A ‘medical home’ is the latest model of care to be championed by the AMA. At least one practice has already made it a reality.
Auditing clinic records, analysing data and sending out targeted messages to patients are all daily activities for Dr Kean-Seng Lim and his colleagues at the Mt Druitt Medical Centre in western Sydney.
The practice uses patient-centred medical home principles, a model of care which involves working in multidisciplinary primary care teams using patient data – the kind of data that is already routinely collected – to support preventative care work.
Monthly data meetings are held to determine areas of undertreatment. The focus of one meeting might be collating the practice data on every patient who has had a heart attack, and then looking at the proportion of those patients currently on statins.
“We would expect that 90% of all of our patients who had a heart attack would be on a statin, and if we discover that our metrics are dropping and only 85% are on a statin then that triggers a practice audit, where we talk about data driven improvement,” Dr Lim told The Medical Republic.
“The practice pharmacist will then go through and we’ll identify which patients are the ones who are undertreated and identify whether there is a valid reason for the undertreatment or not.”
If there is no valid reason for the patient not to be on a statin, there is a discussion with the patient or usual treating doctor as to what the correct action should be.
Right now, this extra work is funded by “goodwill and interest” – with expenses offset by private billings and grants – but that could all change for the better if the AMA gets its way.
Promoting the association’s new Modernising Medicare campaign this week, AMA vice president Dr Chris Moy specifically highlighted the Mt Druitt Medical Centre as already performing the types of activities it wants to see funded into the future.
“It’s a lot more advanced and a little bit more evolved in terms of the way we care,” Dr Moy said.
“They spread the workload while also providing more care for patients in a way which is much more convenient and accessible to them in the longer term, especially for people wanting to make use of new technology.”
Dr Lim’s practice adopted the medical home model in 2012, but he said the methods were really put to the test during the 2019 bushfires.
It had already rolled out a patient-provider mobile app which allowed for two-way secure messaging.
“Every day [of the fires], we would look at the smoke risk and a message will be sent out to all patients if it was a high smoke risk day,” Dr Lim said.
“[It would just say that] our advice is to stay indoors avoid unnecessary activity and if you’ve got COPD or asthma, do your symptom score and your peak flow.
“If you’ve got a saturation monitor at home, do that and put the values into your app.”
Later in the day, one of the pharmacists or a member of the nursing team could view the results, and a doctor could contact any patients whose results had started to deteriorate.
“Some of them had already had asthma action plans or COPD action plans, so the nurse could say to them ‘please take this extra dose of medication as per your usual action plan, and we will keep doing your measurements,’” Dr Lim said.
“Doing this, we were able to keep monitoring patients whether or not they were in the practice.”
Now, around half of the clinic staff work completely remotely, everyone from admin staff to medical assistants.

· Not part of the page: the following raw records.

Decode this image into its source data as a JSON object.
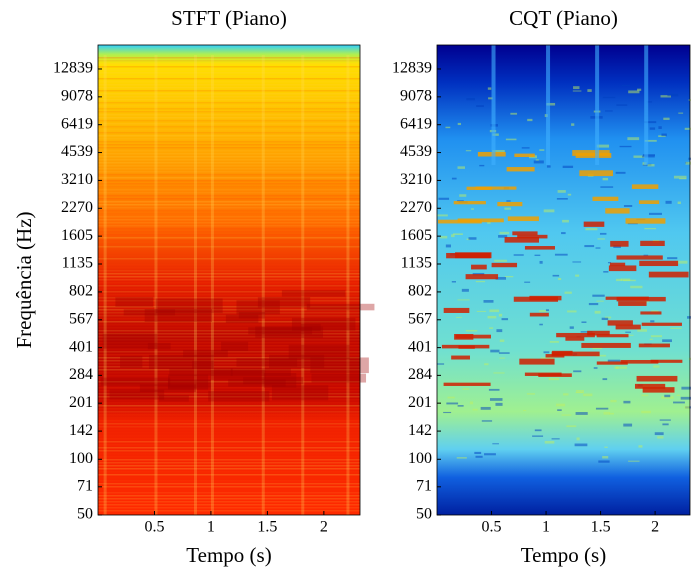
{
  "chart_data": [
    {
      "type": "spectrogram",
      "title": "STFT (Piano)",
      "xlabel": "Tempo (s)",
      "ylabel": "Frequência (Hz)",
      "xlim": [
        0,
        2.32
      ],
      "xticks": [
        0.5,
        1,
        1.5,
        2
      ],
      "ylim": [
        50,
        17300
      ],
      "yscale": "log",
      "yticks": [
        50,
        71,
        100,
        142,
        201,
        284,
        401,
        567,
        802,
        1135,
        1605,
        2270,
        3210,
        4539,
        6419,
        9078,
        12839
      ]
    },
    {
      "type": "spectrogram",
      "title": "CQT (Piano)",
      "xlabel": "Tempo (s)",
      "xlim": [
        0,
        2.32
      ],
      "xticks": [
        0.5,
        1,
        1.5,
        2
      ],
      "ylim": [
        50,
        17300
      ],
      "yscale": "log",
      "yticks": [
        50,
        71,
        100,
        142,
        201,
        284,
        401,
        567,
        802,
        1135,
        1605,
        2270,
        3210,
        4539,
        6419,
        9078,
        12839
      ]
    }
  ]
}
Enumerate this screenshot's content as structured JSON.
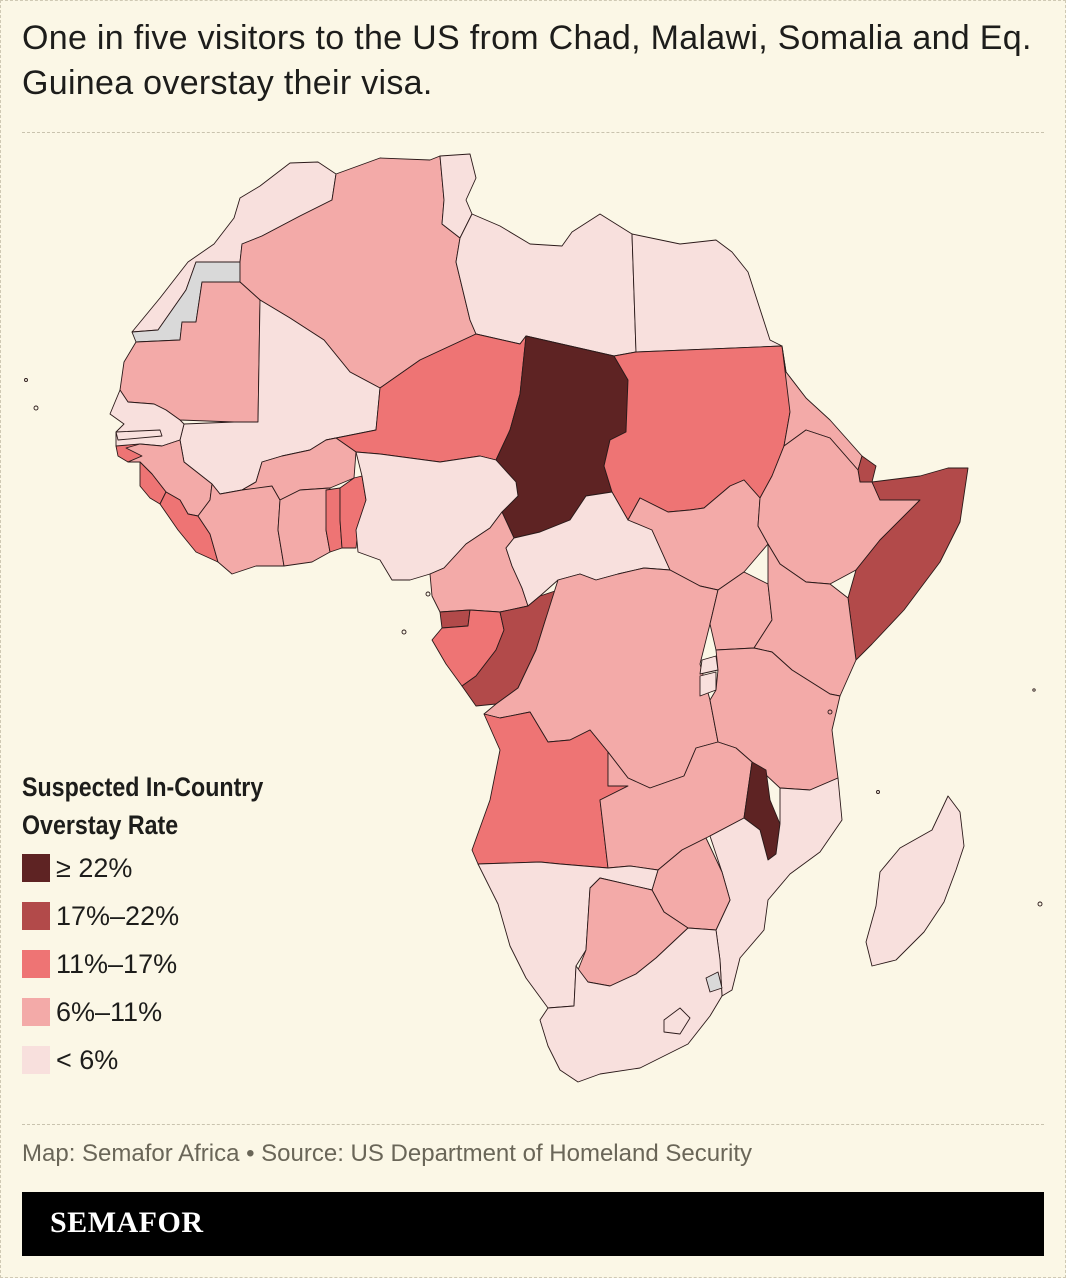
{
  "headline": "One in five visitors to the US from Chad, Malawi, Somalia and Eq. Guinea overstay their visa.",
  "legend": {
    "title_line1": "Suspected In-Country",
    "title_line2": "Overstay Rate",
    "bins": [
      {
        "label": "≥ 22%",
        "color": "#5e2323"
      },
      {
        "label": "17%–22%",
        "color": "#b24a4a"
      },
      {
        "label": "11%–17%",
        "color": "#ee7474"
      },
      {
        "label": "6%–11%",
        "color": "#f3aaa8"
      },
      {
        "label": "< 6%",
        "color": "#f8e0dd"
      }
    ]
  },
  "no_data_color": "#d9d9d9",
  "source": "Map: Semafor Africa • Source: US Department of Homeland Security",
  "brand": "SEMAFOR",
  "countries": [
    {
      "name": "Morocco",
      "bin": 4
    },
    {
      "name": "Western Sahara",
      "bin": -1
    },
    {
      "name": "Algeria",
      "bin": 3
    },
    {
      "name": "Tunisia",
      "bin": 4
    },
    {
      "name": "Libya",
      "bin": 4
    },
    {
      "name": "Egypt",
      "bin": 4
    },
    {
      "name": "Mauritania",
      "bin": 3
    },
    {
      "name": "Mali",
      "bin": 4
    },
    {
      "name": "Niger",
      "bin": 2
    },
    {
      "name": "Chad",
      "bin": 0
    },
    {
      "name": "Sudan",
      "bin": 2
    },
    {
      "name": "Senegal",
      "bin": 4
    },
    {
      "name": "Gambia",
      "bin": 4
    },
    {
      "name": "Guinea-Bissau",
      "bin": 2
    },
    {
      "name": "Guinea",
      "bin": 3
    },
    {
      "name": "Sierra Leone",
      "bin": 2
    },
    {
      "name": "Liberia",
      "bin": 2
    },
    {
      "name": "Cote d'Ivoire",
      "bin": 3
    },
    {
      "name": "Burkina Faso",
      "bin": 3
    },
    {
      "name": "Ghana",
      "bin": 3
    },
    {
      "name": "Togo",
      "bin": 2
    },
    {
      "name": "Benin",
      "bin": 2
    },
    {
      "name": "Nigeria",
      "bin": 4
    },
    {
      "name": "Cameroon",
      "bin": 3
    },
    {
      "name": "Central African Republic",
      "bin": 4
    },
    {
      "name": "South Sudan",
      "bin": 3
    },
    {
      "name": "Eritrea",
      "bin": 3
    },
    {
      "name": "Djibouti",
      "bin": 1
    },
    {
      "name": "Ethiopia",
      "bin": 3
    },
    {
      "name": "Somalia",
      "bin": 1
    },
    {
      "name": "Equatorial Guinea",
      "bin": 1
    },
    {
      "name": "Gabon",
      "bin": 2
    },
    {
      "name": "Republic of the Congo",
      "bin": 1
    },
    {
      "name": "DR Congo",
      "bin": 3
    },
    {
      "name": "Uganda",
      "bin": 3
    },
    {
      "name": "Kenya",
      "bin": 3
    },
    {
      "name": "Rwanda",
      "bin": 4
    },
    {
      "name": "Burundi",
      "bin": 4
    },
    {
      "name": "Tanzania",
      "bin": 3
    },
    {
      "name": "Angola",
      "bin": 2
    },
    {
      "name": "Zambia",
      "bin": 3
    },
    {
      "name": "Malawi",
      "bin": 0
    },
    {
      "name": "Mozambique",
      "bin": 4
    },
    {
      "name": "Zimbabwe",
      "bin": 3
    },
    {
      "name": "Namibia",
      "bin": 4
    },
    {
      "name": "Botswana",
      "bin": 3
    },
    {
      "name": "South Africa",
      "bin": 4
    },
    {
      "name": "Lesotho",
      "bin": 4
    },
    {
      "name": "Eswatini",
      "bin": -1
    },
    {
      "name": "Madagascar",
      "bin": 4
    }
  ]
}
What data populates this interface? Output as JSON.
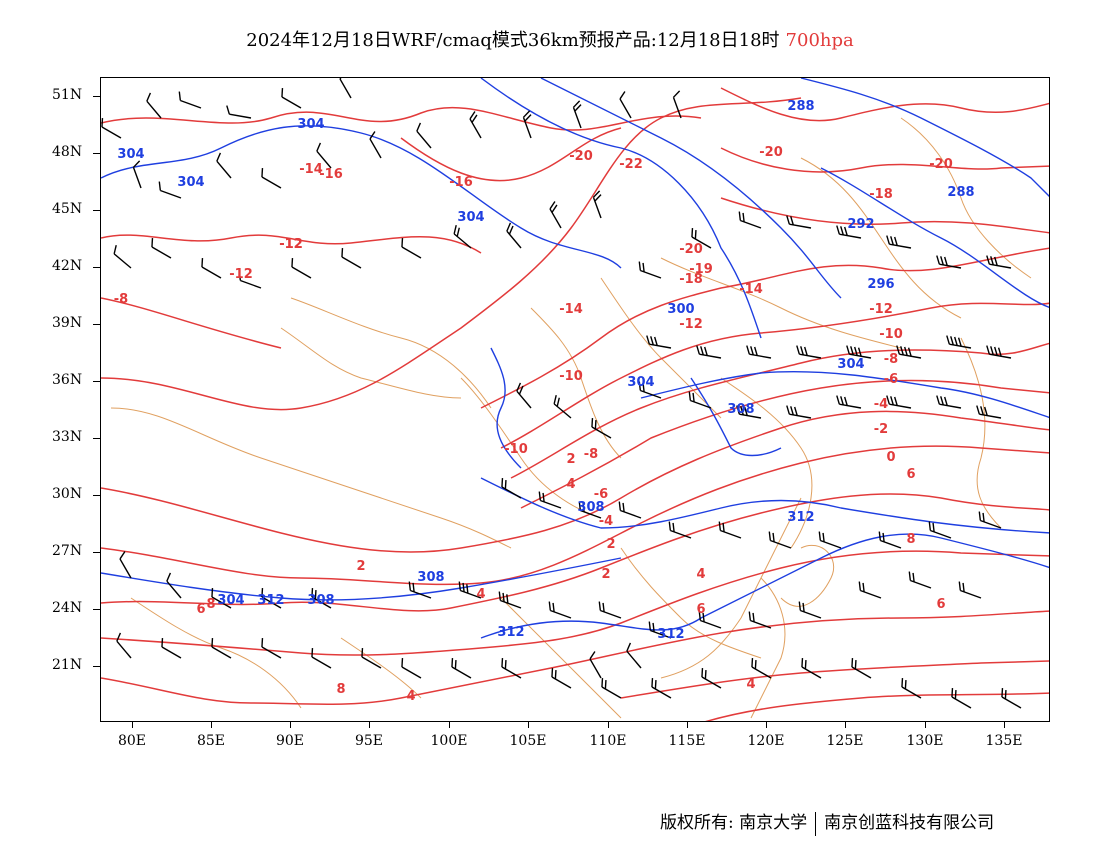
{
  "title": {
    "main": "2024年12月18日WRF/cmaq模式36km预报产品:12月18日18时",
    "level": "700hpa"
  },
  "colors": {
    "temperature": "#e23b3b",
    "height": "#1f3fe0",
    "boundary": "#e0a060",
    "wind": "#000000"
  },
  "axes": {
    "y_labels": [
      "51N",
      "48N",
      "45N",
      "42N",
      "39N",
      "36N",
      "33N",
      "30N",
      "27N",
      "24N",
      "21N"
    ],
    "x_labels": [
      "80E",
      "85E",
      "90E",
      "95E",
      "100E",
      "105E",
      "110E",
      "115E",
      "120E",
      "125E",
      "130E",
      "135E"
    ]
  },
  "temperature_labels": [
    "-20",
    "-22",
    "-20",
    "-20",
    "-18",
    "-16",
    "-14",
    "-16",
    "-12",
    "-12",
    "-8",
    "-20",
    "-19",
    "-18",
    "-14",
    "-14",
    "-12",
    "-12",
    "-10",
    "-10",
    "-8",
    "-6",
    "-4",
    "-2",
    "0",
    "2",
    "4",
    "6",
    "-12",
    "-10",
    "-8",
    "-6",
    "-4",
    "2",
    "2",
    "4",
    "6",
    "8",
    "2",
    "4",
    "8",
    "6",
    "4",
    "8",
    "4",
    "6"
  ],
  "height_labels": [
    "304",
    "304",
    "304",
    "304",
    "288",
    "288",
    "292",
    "300",
    "296",
    "304",
    "304",
    "308",
    "308",
    "312",
    "308",
    "312",
    "312",
    "312",
    "304",
    "308"
  ],
  "footer": {
    "copyright": "版权所有: 南京大学",
    "company": "南京创蓝科技有限公司"
  }
}
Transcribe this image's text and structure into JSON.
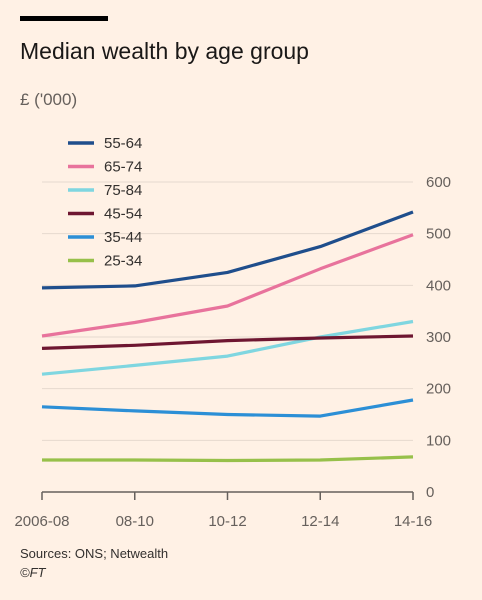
{
  "header": {
    "title": "Median wealth by age group",
    "ylabel": "£ ('000)"
  },
  "footer": {
    "source": "Sources: ONS; Netwealth",
    "copyright": "©FT"
  },
  "chart_data": {
    "type": "line",
    "title": "Median wealth by age group",
    "ylabel": "£ ('000)",
    "xlabel": "",
    "categories": [
      "2006-08",
      "08-10",
      "10-12",
      "12-14",
      "14-16"
    ],
    "ylim": [
      0,
      600
    ],
    "yticks": [
      0,
      100,
      200,
      300,
      400,
      500,
      600
    ],
    "grid": true,
    "legend_position": "top-left",
    "series": [
      {
        "name": "55-64",
        "color": "#1f4e8c",
        "values": [
          395,
          399,
          425,
          475,
          542
        ]
      },
      {
        "name": "65-74",
        "color": "#e8739c",
        "values": [
          302,
          328,
          360,
          432,
          498
        ]
      },
      {
        "name": "75-84",
        "color": "#7fd6e0",
        "values": [
          228,
          245,
          263,
          300,
          330
        ]
      },
      {
        "name": "45-54",
        "color": "#6e1631",
        "values": [
          278,
          284,
          293,
          298,
          302
        ]
      },
      {
        "name": "35-44",
        "color": "#2c8fd6",
        "values": [
          165,
          157,
          150,
          147,
          178
        ]
      },
      {
        "name": "25-34",
        "color": "#97c04a",
        "values": [
          62,
          62,
          61,
          62,
          68
        ]
      }
    ]
  }
}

“Instead of doctors doing all the message-answering, for example, we’ve got layers of other practice team members who can provide that support instead,” Dr Lim said.
Surprisingly, given that the practice had already started to move into the telehealth space pre-pandemic, Dr Lim isn’t that impressed with the current Medicare-funded telehealth model.
“We actually don’t see telehealth as it is currently done as a huge advantage over what has traditionally been done because it’s still real-time one-on-one consultations, just done through phone or video instead of face-to-face,” he said.
True telehealth, according to the former AMA NSW president, will also include things like secure messaging from one to many – like the Mt Druitt clinic did in the bushfires – as well as many to one, which basically means functionality to allow multiple different clinicians at the practice to send messages to a patient.
Regardless of whether the patient-centred medical home ends up as the future of primary care, Dr Lim said that the writing was on the wall for fee for service.
“Bespoke models of care are not scalable, you’re always going to be limited by the number of doctors and the numbers of hours there are in a day,” he said.
“The way to scale it up and improve efficiency is to allow everyone in the integrated, multidisciplinary team to be working to the top of their capacity and coordinating that care in order to minimise the risk of duplications, gaps and fragmentations.”